A general noticed that one of his soldiers was behaving oddly since some days.

The soldier would pick up any piece of paper he found, frown and say,

"That's not it" and put it down again. This went on for some time, until the general arranged to have the soldier psychologically tested. The psychologist concluded that the soldier was deranged, and wrote out his discharge from the army.

The soldier picked it up, smiled and said, "That's it."

The man who wrote the hokie pokie died recently

They had a real hard time trying to fit him into the coffin though.

It all started when they put his right leg in..

I wrote a joke about how crappy the post office is and mailed it to my dad.

He didn't get it.

7 years on reddit and all I got was this joke

Why was 6 afraid of 7? Because 7 8 9.
Wow, ty reddit for this lyrical blast, left me smitten with the bot that wrote it to me.

What's the difference between a jungle cat who wrote his PhD thesis on the economic effects of taxation, and the order of insects that includes butterflies and moths?

One's a leopard doctor of tax economy, the other's a lepidopteral taxonomy

I wrote a bot script to get past website security

So far its managed to evade captcha

My mom wrote this joke: What's the difference between a sweet potato fresh out of the oven and a pig thrown off a balcony?

One is a heated yam and the other is a yeeted ham

I met Tom Hanks once.
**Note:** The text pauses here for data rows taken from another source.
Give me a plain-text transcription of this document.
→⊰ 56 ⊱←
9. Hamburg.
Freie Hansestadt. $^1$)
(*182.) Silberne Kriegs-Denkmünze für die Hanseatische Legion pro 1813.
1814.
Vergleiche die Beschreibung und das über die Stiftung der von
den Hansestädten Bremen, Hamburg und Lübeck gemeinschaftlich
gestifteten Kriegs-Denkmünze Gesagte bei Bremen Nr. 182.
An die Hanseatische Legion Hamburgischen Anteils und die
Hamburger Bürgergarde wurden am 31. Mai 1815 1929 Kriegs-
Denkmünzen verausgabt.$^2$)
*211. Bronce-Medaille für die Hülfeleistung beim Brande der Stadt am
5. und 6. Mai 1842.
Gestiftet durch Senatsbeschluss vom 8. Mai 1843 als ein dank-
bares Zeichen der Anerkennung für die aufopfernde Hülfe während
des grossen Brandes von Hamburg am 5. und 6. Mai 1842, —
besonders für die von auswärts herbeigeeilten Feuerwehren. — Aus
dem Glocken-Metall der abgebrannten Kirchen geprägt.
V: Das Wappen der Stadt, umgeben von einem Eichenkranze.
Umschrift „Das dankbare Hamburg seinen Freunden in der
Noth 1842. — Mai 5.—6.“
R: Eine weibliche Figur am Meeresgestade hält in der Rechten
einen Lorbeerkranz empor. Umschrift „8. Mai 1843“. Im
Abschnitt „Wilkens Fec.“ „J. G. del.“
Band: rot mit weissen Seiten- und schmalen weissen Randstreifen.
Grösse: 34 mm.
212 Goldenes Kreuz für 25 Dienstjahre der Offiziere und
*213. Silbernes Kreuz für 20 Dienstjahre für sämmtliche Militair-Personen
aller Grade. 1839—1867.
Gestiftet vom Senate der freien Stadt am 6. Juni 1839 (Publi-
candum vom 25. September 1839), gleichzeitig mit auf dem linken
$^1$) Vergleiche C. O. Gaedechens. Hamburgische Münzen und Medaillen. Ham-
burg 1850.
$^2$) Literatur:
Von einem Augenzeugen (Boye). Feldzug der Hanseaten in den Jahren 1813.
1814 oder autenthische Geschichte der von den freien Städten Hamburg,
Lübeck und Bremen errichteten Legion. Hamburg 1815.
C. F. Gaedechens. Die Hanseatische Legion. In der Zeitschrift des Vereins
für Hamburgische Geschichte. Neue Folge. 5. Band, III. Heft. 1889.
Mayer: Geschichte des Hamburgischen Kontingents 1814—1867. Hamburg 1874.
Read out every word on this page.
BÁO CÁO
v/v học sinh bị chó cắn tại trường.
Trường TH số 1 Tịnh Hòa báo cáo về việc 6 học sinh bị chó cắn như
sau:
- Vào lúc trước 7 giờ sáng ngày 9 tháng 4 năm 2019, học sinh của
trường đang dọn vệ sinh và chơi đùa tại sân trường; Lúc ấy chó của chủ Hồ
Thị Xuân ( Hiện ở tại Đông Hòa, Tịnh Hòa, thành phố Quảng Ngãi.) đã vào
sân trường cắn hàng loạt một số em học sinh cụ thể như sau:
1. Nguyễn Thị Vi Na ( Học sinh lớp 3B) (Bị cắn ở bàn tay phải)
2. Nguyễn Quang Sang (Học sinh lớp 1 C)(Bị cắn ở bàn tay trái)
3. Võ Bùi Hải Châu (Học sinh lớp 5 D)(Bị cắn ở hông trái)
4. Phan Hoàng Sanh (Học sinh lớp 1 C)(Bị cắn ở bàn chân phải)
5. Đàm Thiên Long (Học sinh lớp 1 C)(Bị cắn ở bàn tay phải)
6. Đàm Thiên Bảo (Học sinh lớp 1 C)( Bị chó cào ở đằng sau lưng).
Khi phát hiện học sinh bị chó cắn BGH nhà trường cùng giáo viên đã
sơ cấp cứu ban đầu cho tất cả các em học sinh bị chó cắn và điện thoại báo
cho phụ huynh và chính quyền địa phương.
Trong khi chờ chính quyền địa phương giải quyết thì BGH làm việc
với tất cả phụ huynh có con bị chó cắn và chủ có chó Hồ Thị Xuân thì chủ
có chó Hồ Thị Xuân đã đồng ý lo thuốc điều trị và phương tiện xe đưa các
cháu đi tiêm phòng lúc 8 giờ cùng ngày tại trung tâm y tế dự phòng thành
He was so rude

I asked for his autograph and all he wrote was thanks.

I had a speeding ticket dismissed by a judge who knew his physics

The cop wrote down my location, so I told the judge if he knew where I was, he couldn't possibly measure my velocity.

David Benioff and Dan Weiss wrote this joke for the loyal viewers of the Game of Thrones series

Season 8

Just think that there are jokes based on truth that can bring down governments, or jokes which make girl laugh. Many of the wrote read jokes and puns are jokes supposed to be funny, but some can be offensive. When jokes go too far, are mean or racist, we try to silence them and it will be great if you give us feedback every time when a joke become bullying and inappropriate.

We suggest to use only working wrote compose piadas for adults and blagues for friends. Some of the dirty witze and dark jokes are funny, but use them with caution in real life. Try to remember funny jokes you've never heard to tell your friends and will make you laugh.